A major campaign such as Make it In the Emirates, the new slogan for the unified industrial brand identity of the UAE, and part of the Operation 300bn strategy, can deliver significant returns, branding experts said.
“They [brand identity campaigns] do work if you hit them right and you get that message across,” said John Brash, the founder and chief executive of Dubai-based consultancy Brash Brands.
The Make it in the Emirates brand is an extension of the UAE Nation brand whose aim is to encourage “local and international investors, innovators and developers to benefit from the facilities and incentives offered by the country’s industrial sector”, according to a statement announcing the strategy.
The strategy aims to more than double industry's contribution to the UAE's economy to Dh300bn by 2031, from Dh133bn currently.
Make it in the Emirates aims to create a sense of pride in locally made products, so that the Made in UAE label on a product motivates people around the world to buy it for its superior quality.
Mr Brash, whose agency created the Downtown Dubai brand identity for Emaar Properties, points to the 2012 Great Britain campaign created to promote UK businesses, universities and tourism destinations as an example of the type of results that can be achieved.
It involved a considerable investment – of £113.5 million ($157.2m) from 17 government departments and more than 350 public and private sector partners, which was mainly spent on advertising in 144 different countries.
It delivered a 10-fold return to the UK economy of £1.2 billion, according to Radley Yeldar, the agency that created it.
“It was highly successful. And Operation 300bn could have an even greater impact,” he said.
Make it in the Emirates goes beyond the “quality stamp” approach many nations use when promoting domestic products or industries, said Mr Brash.
“It is a statement of purpose. It invites companies, inspires entrepreneurs and implies success on a personal, human level, as well as an industrial one.”
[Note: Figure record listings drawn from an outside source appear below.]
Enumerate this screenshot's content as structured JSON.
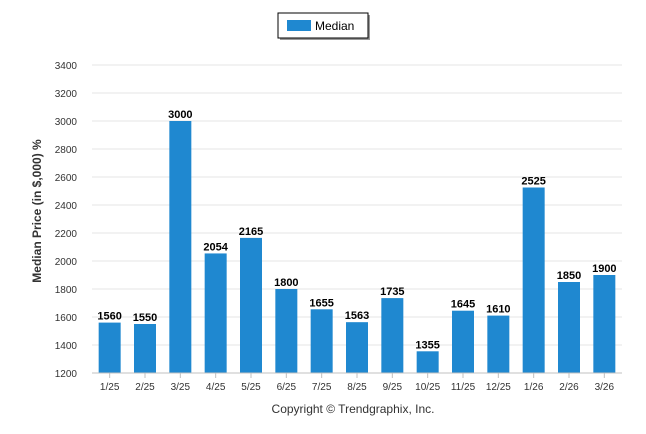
{
  "chart_data": {
    "type": "bar",
    "categories": [
      "1/25",
      "2/25",
      "3/25",
      "4/25",
      "5/25",
      "6/25",
      "7/25",
      "8/25",
      "9/25",
      "10/25",
      "11/25",
      "12/25",
      "1/26",
      "2/26",
      "3/26"
    ],
    "series": [
      {
        "name": "Median",
        "values": [
          1560,
          1550,
          3000,
          2054,
          2165,
          1800,
          1655,
          1563,
          1735,
          1355,
          1645,
          1610,
          2525,
          1850,
          1900
        ]
      }
    ],
    "ylabel": "Median Price (in $,000) %",
    "ylim": [
      1200,
      3400
    ],
    "yticks": [
      1200,
      1400,
      1600,
      1800,
      2000,
      2200,
      2400,
      2600,
      2800,
      3000,
      3200,
      3400
    ],
    "grid": true,
    "legend": "top-center",
    "bar_color": "#1f88d0",
    "copyright": "Copyright © Trendgraphix, Inc."
  }
}
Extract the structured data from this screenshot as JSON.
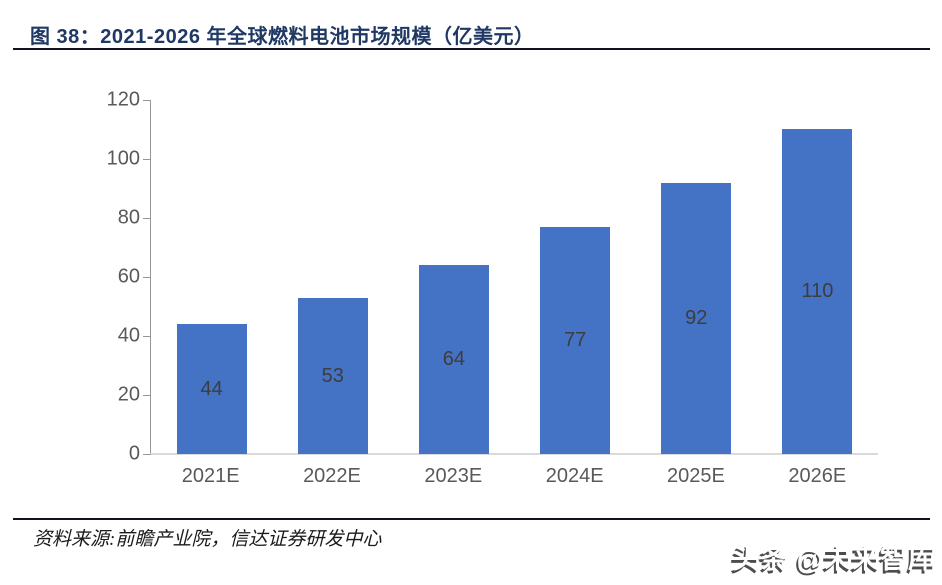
{
  "header": {
    "title": "图 38：2021-2026 年全球燃料电池市场规模（亿美元）"
  },
  "chart_data": {
    "type": "bar",
    "title": "2021-2026 年全球燃料电池市场规模（亿美元）",
    "categories": [
      "2021E",
      "2022E",
      "2023E",
      "2024E",
      "2025E",
      "2026E"
    ],
    "values": [
      44,
      53,
      64,
      77,
      92,
      110
    ],
    "xlabel": "",
    "ylabel": "",
    "ylim": [
      0,
      120
    ],
    "yticks": [
      0,
      20,
      40,
      60,
      80,
      100,
      120
    ],
    "grid": false,
    "legend": "none",
    "data_label_position": "inside-center",
    "colors": {
      "bar_fill": "#4472C4",
      "data_label": "#3d3d3d",
      "axis_line": "#969696",
      "baseline": "#d9d9d9",
      "tick_label": "#595959",
      "title": "#1F3864"
    }
  },
  "footer": {
    "source": "资料来源:前瞻产业院，信达证券研发中心",
    "watermark": "头条 @未来智库"
  }
}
A successful brand identity campaign “is always supported by a unique, differentiated and authentic story that avoids stereotypes and manages to own a relevant and emotional territory in its consumers’ minds”, said Nancy Villanueva, Iberia and Middle East chief executive for consultancy Interbrand.
“We like to remind our clients that brands today are defined by the ‘why’ behind the ‘what’.”
To provide that authenticity, a campaign should have a single-minded purpose and narrative that is communicated across all channels, according to Steve Haysom, chief executive of Dubai brand consultancy Omnia.
“Case studies showcasing people, places, products, innovation, passion, service and dedication would be a great place to start,” said Mr Haysom.
Campaigns such as this also require consistent communication detailing policies, opportunities and regular milestones, said Ramesh Menon, chief executive of branding and marketing agency Brandform.